This is an automated email from the ASF dual-hosted git repository.
zihanli58 pushed a commit to branch master
in repository https://gitbox.apache.org/repos/asf/gobblin.git
The following commit(s) were added to refs/heads/master by this push:
new 3dd82ac02 [GOBBLIN-1819] Log helix workflow information and timeout
information during submission wait / polling (#3681)
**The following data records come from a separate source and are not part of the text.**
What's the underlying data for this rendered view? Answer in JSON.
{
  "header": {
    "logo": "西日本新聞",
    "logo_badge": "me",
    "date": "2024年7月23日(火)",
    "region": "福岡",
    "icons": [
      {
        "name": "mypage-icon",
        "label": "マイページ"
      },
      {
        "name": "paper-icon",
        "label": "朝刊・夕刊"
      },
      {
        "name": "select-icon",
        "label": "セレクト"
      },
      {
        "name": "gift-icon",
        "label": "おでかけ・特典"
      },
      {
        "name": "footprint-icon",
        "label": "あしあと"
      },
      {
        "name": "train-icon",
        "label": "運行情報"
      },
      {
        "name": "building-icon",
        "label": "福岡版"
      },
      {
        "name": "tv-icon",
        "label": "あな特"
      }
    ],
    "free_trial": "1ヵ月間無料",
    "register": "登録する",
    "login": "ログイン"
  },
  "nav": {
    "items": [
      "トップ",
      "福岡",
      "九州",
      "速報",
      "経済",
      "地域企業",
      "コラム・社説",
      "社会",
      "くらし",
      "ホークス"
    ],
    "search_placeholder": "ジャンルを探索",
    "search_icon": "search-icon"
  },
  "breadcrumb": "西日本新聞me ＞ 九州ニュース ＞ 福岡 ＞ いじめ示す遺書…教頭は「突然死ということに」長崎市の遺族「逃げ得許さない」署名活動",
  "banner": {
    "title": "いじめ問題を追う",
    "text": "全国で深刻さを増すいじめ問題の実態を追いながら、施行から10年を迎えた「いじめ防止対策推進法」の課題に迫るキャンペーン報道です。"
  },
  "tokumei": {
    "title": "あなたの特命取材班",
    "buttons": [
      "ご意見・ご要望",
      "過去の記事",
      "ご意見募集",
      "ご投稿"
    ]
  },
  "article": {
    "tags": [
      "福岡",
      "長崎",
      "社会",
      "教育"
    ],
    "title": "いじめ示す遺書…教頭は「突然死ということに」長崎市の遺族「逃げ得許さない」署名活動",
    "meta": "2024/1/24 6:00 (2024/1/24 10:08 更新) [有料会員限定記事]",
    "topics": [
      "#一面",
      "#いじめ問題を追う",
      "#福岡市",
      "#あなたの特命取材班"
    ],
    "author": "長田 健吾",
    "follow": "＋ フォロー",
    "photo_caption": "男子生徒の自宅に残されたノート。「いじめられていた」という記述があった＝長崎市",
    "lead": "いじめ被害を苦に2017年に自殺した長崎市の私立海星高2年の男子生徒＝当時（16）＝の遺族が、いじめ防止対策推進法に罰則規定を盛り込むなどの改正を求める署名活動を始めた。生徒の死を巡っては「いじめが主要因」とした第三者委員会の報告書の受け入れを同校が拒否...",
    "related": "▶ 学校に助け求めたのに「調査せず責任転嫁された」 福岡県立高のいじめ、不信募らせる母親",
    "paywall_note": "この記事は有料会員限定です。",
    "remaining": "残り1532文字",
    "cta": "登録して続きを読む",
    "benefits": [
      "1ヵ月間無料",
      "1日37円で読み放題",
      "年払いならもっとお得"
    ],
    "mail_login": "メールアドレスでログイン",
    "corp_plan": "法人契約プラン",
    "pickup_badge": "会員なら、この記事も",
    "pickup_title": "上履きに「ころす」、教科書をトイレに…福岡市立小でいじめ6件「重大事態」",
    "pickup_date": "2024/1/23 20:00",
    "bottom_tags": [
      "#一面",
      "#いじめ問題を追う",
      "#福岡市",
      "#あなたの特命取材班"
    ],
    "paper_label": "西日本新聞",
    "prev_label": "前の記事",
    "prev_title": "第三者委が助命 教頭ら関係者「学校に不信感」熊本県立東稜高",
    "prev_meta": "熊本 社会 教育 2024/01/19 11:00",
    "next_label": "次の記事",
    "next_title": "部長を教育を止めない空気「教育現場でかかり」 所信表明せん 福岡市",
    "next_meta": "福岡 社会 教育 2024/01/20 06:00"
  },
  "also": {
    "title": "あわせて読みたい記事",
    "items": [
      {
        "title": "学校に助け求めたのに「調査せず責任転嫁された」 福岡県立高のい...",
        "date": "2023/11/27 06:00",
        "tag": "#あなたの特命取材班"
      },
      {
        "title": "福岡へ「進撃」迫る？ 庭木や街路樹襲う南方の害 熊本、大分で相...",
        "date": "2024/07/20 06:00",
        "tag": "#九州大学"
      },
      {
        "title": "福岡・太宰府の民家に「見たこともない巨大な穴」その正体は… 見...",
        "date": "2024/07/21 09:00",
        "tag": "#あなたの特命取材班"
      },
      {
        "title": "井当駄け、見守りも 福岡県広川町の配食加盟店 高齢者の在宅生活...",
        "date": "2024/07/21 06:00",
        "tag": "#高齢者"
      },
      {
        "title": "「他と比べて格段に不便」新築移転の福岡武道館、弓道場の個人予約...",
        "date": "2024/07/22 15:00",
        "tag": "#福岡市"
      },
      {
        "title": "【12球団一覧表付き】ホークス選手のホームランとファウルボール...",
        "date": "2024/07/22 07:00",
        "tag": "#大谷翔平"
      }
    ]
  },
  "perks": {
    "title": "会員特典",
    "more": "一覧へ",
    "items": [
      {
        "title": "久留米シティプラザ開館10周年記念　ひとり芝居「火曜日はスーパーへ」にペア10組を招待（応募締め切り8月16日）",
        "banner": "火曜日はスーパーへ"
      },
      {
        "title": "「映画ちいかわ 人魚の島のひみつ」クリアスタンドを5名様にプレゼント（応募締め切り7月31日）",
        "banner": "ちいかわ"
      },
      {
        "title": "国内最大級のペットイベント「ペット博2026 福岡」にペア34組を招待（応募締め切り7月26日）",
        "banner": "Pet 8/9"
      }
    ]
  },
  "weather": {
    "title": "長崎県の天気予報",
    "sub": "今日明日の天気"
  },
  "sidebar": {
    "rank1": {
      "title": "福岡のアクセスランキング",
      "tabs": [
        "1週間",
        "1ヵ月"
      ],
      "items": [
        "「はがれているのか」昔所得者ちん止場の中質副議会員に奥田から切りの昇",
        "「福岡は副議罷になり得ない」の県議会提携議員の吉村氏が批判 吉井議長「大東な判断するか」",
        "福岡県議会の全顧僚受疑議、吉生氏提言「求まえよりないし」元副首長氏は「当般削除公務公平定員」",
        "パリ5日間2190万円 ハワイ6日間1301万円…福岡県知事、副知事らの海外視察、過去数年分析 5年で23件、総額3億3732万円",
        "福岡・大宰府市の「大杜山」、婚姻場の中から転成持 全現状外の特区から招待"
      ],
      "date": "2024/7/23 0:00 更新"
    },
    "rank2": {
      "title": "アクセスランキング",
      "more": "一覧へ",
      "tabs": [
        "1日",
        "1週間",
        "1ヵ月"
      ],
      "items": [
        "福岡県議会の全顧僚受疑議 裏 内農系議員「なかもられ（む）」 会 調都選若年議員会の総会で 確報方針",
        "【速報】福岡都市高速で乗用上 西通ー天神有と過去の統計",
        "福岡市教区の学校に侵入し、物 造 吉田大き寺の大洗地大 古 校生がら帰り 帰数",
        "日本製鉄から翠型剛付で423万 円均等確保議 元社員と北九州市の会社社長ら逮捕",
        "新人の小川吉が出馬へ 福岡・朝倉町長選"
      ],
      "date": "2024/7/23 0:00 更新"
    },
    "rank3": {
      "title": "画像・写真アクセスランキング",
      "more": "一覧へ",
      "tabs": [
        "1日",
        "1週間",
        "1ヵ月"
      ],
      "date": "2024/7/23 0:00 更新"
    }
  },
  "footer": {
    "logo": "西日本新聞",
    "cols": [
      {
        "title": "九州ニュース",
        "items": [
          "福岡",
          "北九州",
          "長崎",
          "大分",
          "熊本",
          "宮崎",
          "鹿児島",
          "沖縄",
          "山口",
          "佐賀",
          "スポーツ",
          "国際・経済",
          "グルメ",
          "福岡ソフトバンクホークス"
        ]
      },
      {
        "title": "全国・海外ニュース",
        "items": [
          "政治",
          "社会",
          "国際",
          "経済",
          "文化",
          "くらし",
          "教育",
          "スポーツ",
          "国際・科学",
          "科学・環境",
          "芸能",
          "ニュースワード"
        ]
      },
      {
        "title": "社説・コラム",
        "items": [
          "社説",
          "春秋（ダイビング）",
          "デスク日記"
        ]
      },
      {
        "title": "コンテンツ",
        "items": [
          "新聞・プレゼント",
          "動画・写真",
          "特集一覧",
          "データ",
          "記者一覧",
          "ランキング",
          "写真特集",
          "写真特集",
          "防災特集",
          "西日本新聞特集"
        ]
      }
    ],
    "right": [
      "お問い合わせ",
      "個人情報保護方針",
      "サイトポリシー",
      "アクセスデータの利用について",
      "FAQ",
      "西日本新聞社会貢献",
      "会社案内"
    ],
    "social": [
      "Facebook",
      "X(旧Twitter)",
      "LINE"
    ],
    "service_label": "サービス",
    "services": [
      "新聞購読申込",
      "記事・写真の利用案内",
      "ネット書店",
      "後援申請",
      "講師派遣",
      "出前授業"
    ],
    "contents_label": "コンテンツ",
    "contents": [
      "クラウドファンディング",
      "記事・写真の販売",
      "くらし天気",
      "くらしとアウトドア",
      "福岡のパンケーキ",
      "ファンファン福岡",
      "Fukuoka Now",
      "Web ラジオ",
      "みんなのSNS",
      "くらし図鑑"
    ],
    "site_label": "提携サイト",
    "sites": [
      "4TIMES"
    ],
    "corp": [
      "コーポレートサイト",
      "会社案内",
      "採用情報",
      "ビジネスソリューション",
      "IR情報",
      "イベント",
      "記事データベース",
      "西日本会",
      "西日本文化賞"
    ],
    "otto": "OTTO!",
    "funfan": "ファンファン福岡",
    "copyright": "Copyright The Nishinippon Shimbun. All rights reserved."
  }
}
3dd82ac02 is described below
commit 3dd82ac02e838521a53649daae06d776647e76ff
Author: Matthew Ho <[email protected]>
AuthorDate: Mon Apr 24 11:32:41 2023 -0700
[GOBBLIN-1819] Log helix workflow information and timeout information
during submission wait / polling (#3681)
* [GOBBLIN-1819] Log helix workflow information and timeout information
during submission wait / polling
* Auto scaling manager logs
---
.../org/apache/gobblin/cluster/HelixUtils.java | 24 ++++++++++++----------
.../gobblin/yarn/YarnAutoScalingManager.java | 8 ++++----
.../java/org/apache/gobblin/yarn/YarnService.java | 6 ++++++
3 files changed, 23 insertions(+), 15 deletions(-)
diff --git
a/gobblin-cluster/src/main/java/org/apache/gobblin/cluster/HelixUtils.java
b/gobblin-cluster/src/main/java/org/apache/gobblin/cluster/HelixUtils.java
index 6efc6fff0..d62002967 100644
--- a/gobblin-cluster/src/main/java/org/apache/gobblin/cluster/HelixUtils.java
+++ b/gobblin-cluster/src/main/java/org/apache/gobblin/cluster/HelixUtils.java
@@ -120,10 +120,10 @@ public class HelixUtils {
static void waitJobInitialization(
HelixManager helixManager,
- String workFlowName,
+ String workflowName,
String jobName,
Duration timeout) throws Exception {
- WorkflowContext workflowContext =
TaskDriver.getWorkflowContext(helixManager, workFlowName);
+ WorkflowContext workflowContext =
TaskDriver.getWorkflowContext(helixManager, workflowName);
// If the helix job is deleted from some other thread or a completely
external process,
// method waitJobCompletion() needs to differentiate between the cases
where
@@ -131,18 +131,20 @@ public class HelixUtils {
// 2) it did get initialized but deleted soon after, in which case we
should stop waiting
// To overcome this issue, we wait here till workflowContext gets
initialized
long start = System.currentTimeMillis();
- while (workflowContext == null ||
workflowContext.getJobState(TaskUtil.getNamespacedJobName(workFlowName,
jobName)) == null) {
+ while (workflowContext == null ||
workflowContext.getJobState(TaskUtil.getNamespacedJobName(workflowName,
jobName)) == null) {
if (System.currentTimeMillis() - start > timeout.toMillis()) {
- log.error("Job cannot be initialized within {} milliseconds,
considered as an error", timeout.toMillis());
- throw new JobException(String.format("Job cannot be initialized within
%s milliseconds, considered as an error",
- timeout.toMillis()));
+ String errorDescription = String.format("Job cannot be initialized
within %s milliseconds, considered as an error. "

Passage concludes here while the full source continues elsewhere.